Out of the mouths of babes….
“Is she still in the box?”
The question hit me unexpectedly, though I should have known it was coming. Four year-old Harper was sorting out some of the pieces from the life-to-death puzzle in front of her. We were at her great-grandmother’s funeral, and this piece of the puzzle wasn’t an easy fit. After all, just an hour earlier she had seen her great-grandmother’s body lying in the coffin at the church and now we had arrived at the gravesite and there was the same coffin, closed shut and waiting to be lowered into the ground. It called for an answer: “Is she still in the box?” 
Of course, when you answer a question like this you want to be honest, but at the same time you realize that there’s a good chance that honesty can and may horrify a small child with thoughts of people being trapped in boxes and ultimately covered with earth.  It’s a horrifying thought for anyone, child or not.
Earlier, at the church, I heard a very simple and eloquent conversation between Harper and her mother. The young voice proclaimed that great-grandma was “In Heaven, with Jesus.” I didn’t need to look any further for an answer, especially for an answer that was truthful and honest.

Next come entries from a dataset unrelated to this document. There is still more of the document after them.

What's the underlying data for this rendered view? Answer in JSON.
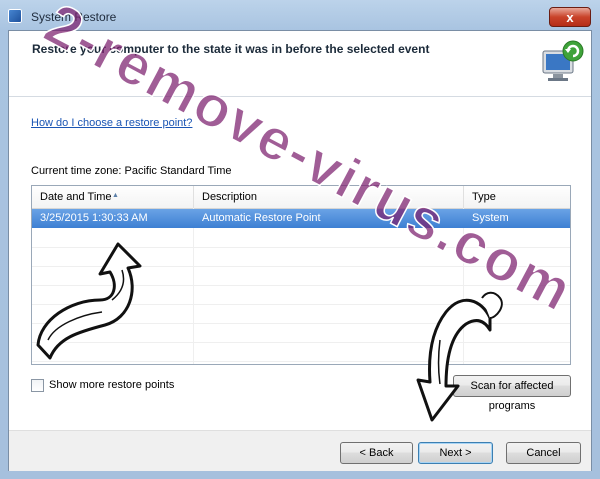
{
  "window": {
    "title": "System Restore",
    "close_glyph": "x"
  },
  "header": {
    "title": "Restore your computer to the state it was in before the selected event",
    "icon": "system-restore-icon"
  },
  "body": {
    "help_link": "How do I choose a restore point?",
    "timezone_label": "Current time zone: Pacific Standard Time"
  },
  "table": {
    "columns": [
      "Date and Time",
      "Description",
      "Type"
    ],
    "rows": [
      {
        "date": "3/25/2015 1:30:33 AM",
        "description": "Automatic Restore Point",
        "type": "System",
        "selected": true
      }
    ]
  },
  "options": {
    "show_more_label": "Show more restore points",
    "show_more_checked": false,
    "scan_button": "Scan for affected programs"
  },
  "footer": {
    "back": "< Back",
    "next": "Next >",
    "cancel": "Cancel"
  },
  "overlay": {
    "watermark_text": "2-remove-virus.com"
  }
}
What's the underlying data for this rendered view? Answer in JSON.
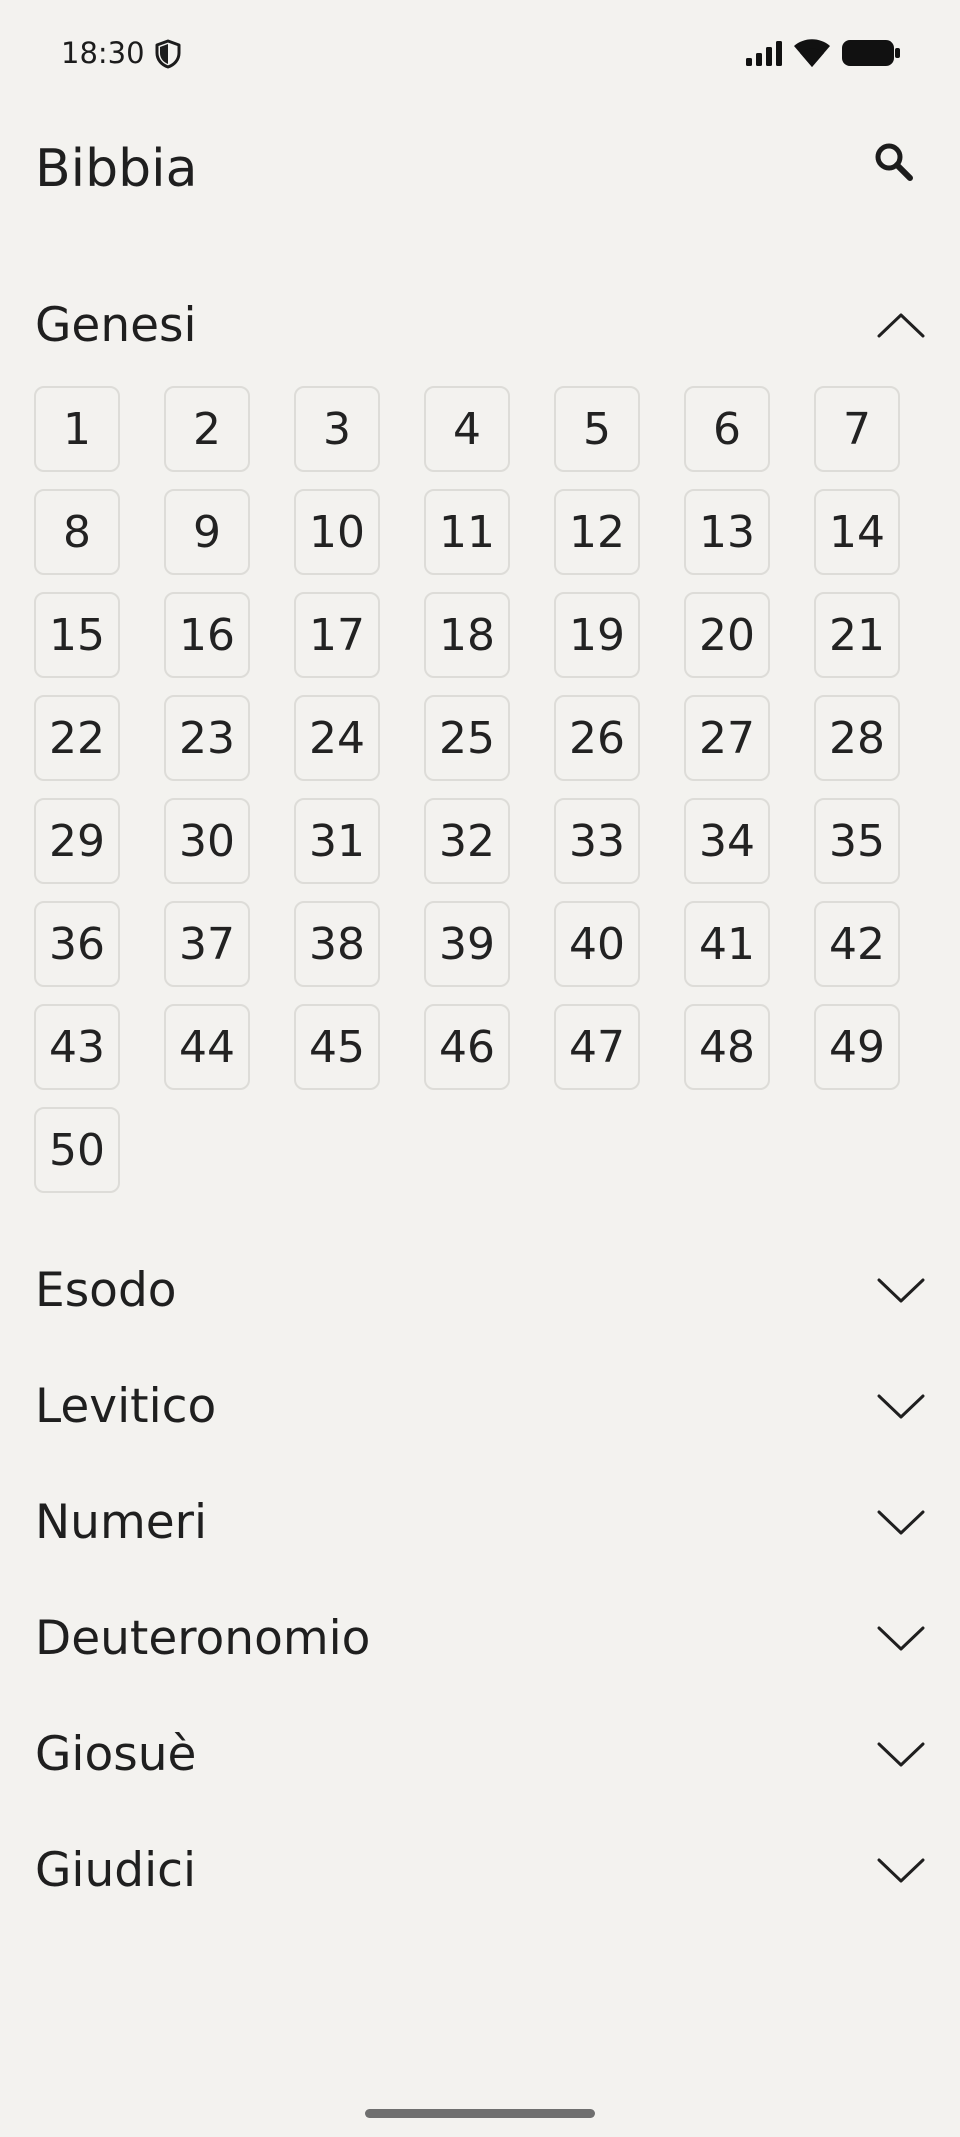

“Is she still in the box?” 
“No. You tell me, where is she?”
“In Heaven with Jesus,” pronounced this child.
“That’s right. And if she’s in heaven with Jesus, then she is not in the box.”
It doesn’t get any simpler than this!

Several years ago, when my father passed away, my mother asked that the casket remain open in the church. My sisters and I were against the procedure for the simple reason that our dad had died unexpectedly at the age of 58. We wanted to remember him the way he was – the way we remembered him in life. But mom was in charge, and we respected her wish. The casket remained open in the sanctuary for a last look. When I entered the church that evening and saw my dad’s breathless body, I was hit with a revelation. I had officiated at so many funerals through the years and had stood before open caskets several times, but the reality of what I witnessed didn’t hit me until that evening. My dad wasn’t there! There was a body, but it wasn’t him. Dad was filled with life, this body had no life. Dad’s fingers danced on the fingerboard of his violin, these fingers were still. His smile, revealing a chipped tooth, was infectious and begged for us to join in the celebration of life. That spirit of celebration wasn’t here. No, this wasn’t him. This was the body which once held my dad. Dad was life and that life cannot end. He lives on, but not here.

And so, at the gravesite, with the casket waiting to be lowered, I answered Harper truthfully: No, she’s not in the box. In fact, it would have been a lie to tell her otherwise, that her lovely great-grandmother – the one she cared for, the one she laughed and played with – was in the box. No, not in the box. She lives on, but not here.
“Out of the mouths of babes,” Jesus tells us, comes praise. In this case, praise was found in such a profound statement, that it fit and filled the requirements of logic. A little child, the memory of her great-grandmother and the truth of eternity all came together. She’s not in the box, she’s in Heaven.